Since the advent of high-throughput sequencing technologies in the last decade, the new field of phylogenomics has emerged, allowing the reconstruction of phylogenies based on genomic sequences and thus a vast number of characters (Lemmon et al. 2012; McCormack et al. 2012). Nonetheless, this new field is not exempt of challenges. Genomes encode numerous gene families and a first serious problem encountered is to separate unambiguously orthologs (gene copies due to speciation) from paralogs (gene copies due to duplication), as only the former can be used to reconstruct species trees. The concatenation of multiple genes renders robust phylogenetic trees, although it is computationally intensive and poses modeling challenges. Moreover, it disregards single gene tree information, which could be incongruent due to diverse evolutionary phenomena. This is particularly worrisome when inferring phylogenetic relationships among closely related taxa, and new methods of phylogenetic reconstruction based on coalescence models have been devised to account for incomplete lineage sorting, hybridization, and recombination, although they need to be improved in the coming years as they are computationally highly demanding (Jiang et al. 2020).
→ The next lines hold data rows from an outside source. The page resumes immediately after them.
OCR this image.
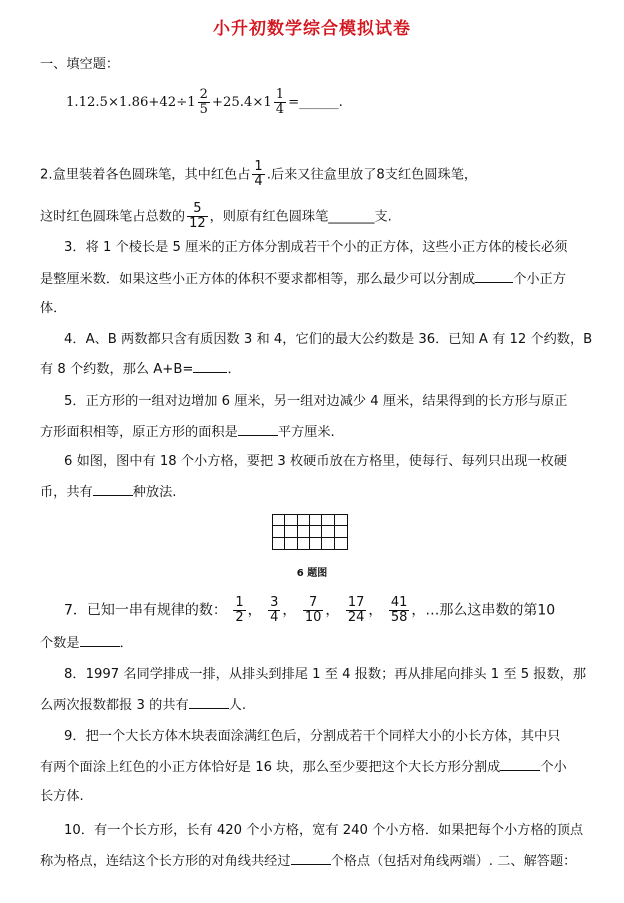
小升初数学综合模拟试卷
一、填空题：
$1.12.5\times 1.86+42\div 1 \frac{2}{5} +25.4\times 1 \frac{1}{4}$ =______.
2.盒里装着各色圆珠笔，其中红色占 $\frac{1}{4}$ .后来又往盒里放了8支红色圆珠笔，
这时红色圆珠笔占总数的 $\frac{5}{12}$ ，则原有红色圆珠笔_______支.
3．将 1 个棱长是 5 厘米的正方体分割成若干个小的正方体，这些小正方体的棱长必须
是整厘米数．如果这些小正方体的体积不要求都相等，那么最少可以分割成	个小正方
体．
4．A、B 两数都只含有质因数 3 和 4，它们的最大公约数是 36．已知 A 有 12 个约数，B
有 8 个约数，那么 A+B=	．
5．正方形的一组对边增加 6 厘米，另一组对边减少 4 厘米，结果得到的长方形与原正
方形面积相等，原正方形的面积是	平方厘米.
6 如图，图中有 18 个小方格，要把 3 枚硬币放在方格里，使每行、每列只出现一枚硬
币，共有	种放法.
6 题图
7．已知一串有规律的数： $\frac{1}{2}$ ， $\frac{3}{4}$ ， $\frac{7}{10}$ ， $\frac{17}{24}$ ， $\frac{41}{58}$ ，…那么这串数的第10
个数是	．
8．1997 名同学排成一排，从排头到排尾 1 至 4 报数；再从排尾向排头 1 至 5 报数，那
么两次报数都报 3 的共有	人.
9．把一个大长方体木块表面涂满红色后，分割成若干个同样大小的小长方体，其中只
有两个面涂上红色的小正方体恰好是 16 块，那么至少要把这个大长方形分割成	个小
长方体.
10．有一个长方形，长有 420 个小方格，宽有 240 个小方格．如果把每个小方格的顶点
称为格点，连结这个长方形的对角线共经过	个格点（包括对角线两端）. 二、解答题：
The possibility of reconstructing the Tree of Life as first envisioned by Darwin (1859) is closer than ever. Moreover, as more whole genomes become available throughout the Tree of Life, phylogenetic comparative methods will pave the way to link genotype and phenotype variation, thus decisively contributing to a better understanding of the evolutionary processes and mechanisms underpinning the origin and maintenance of biological diversity (Smith et al. 2020).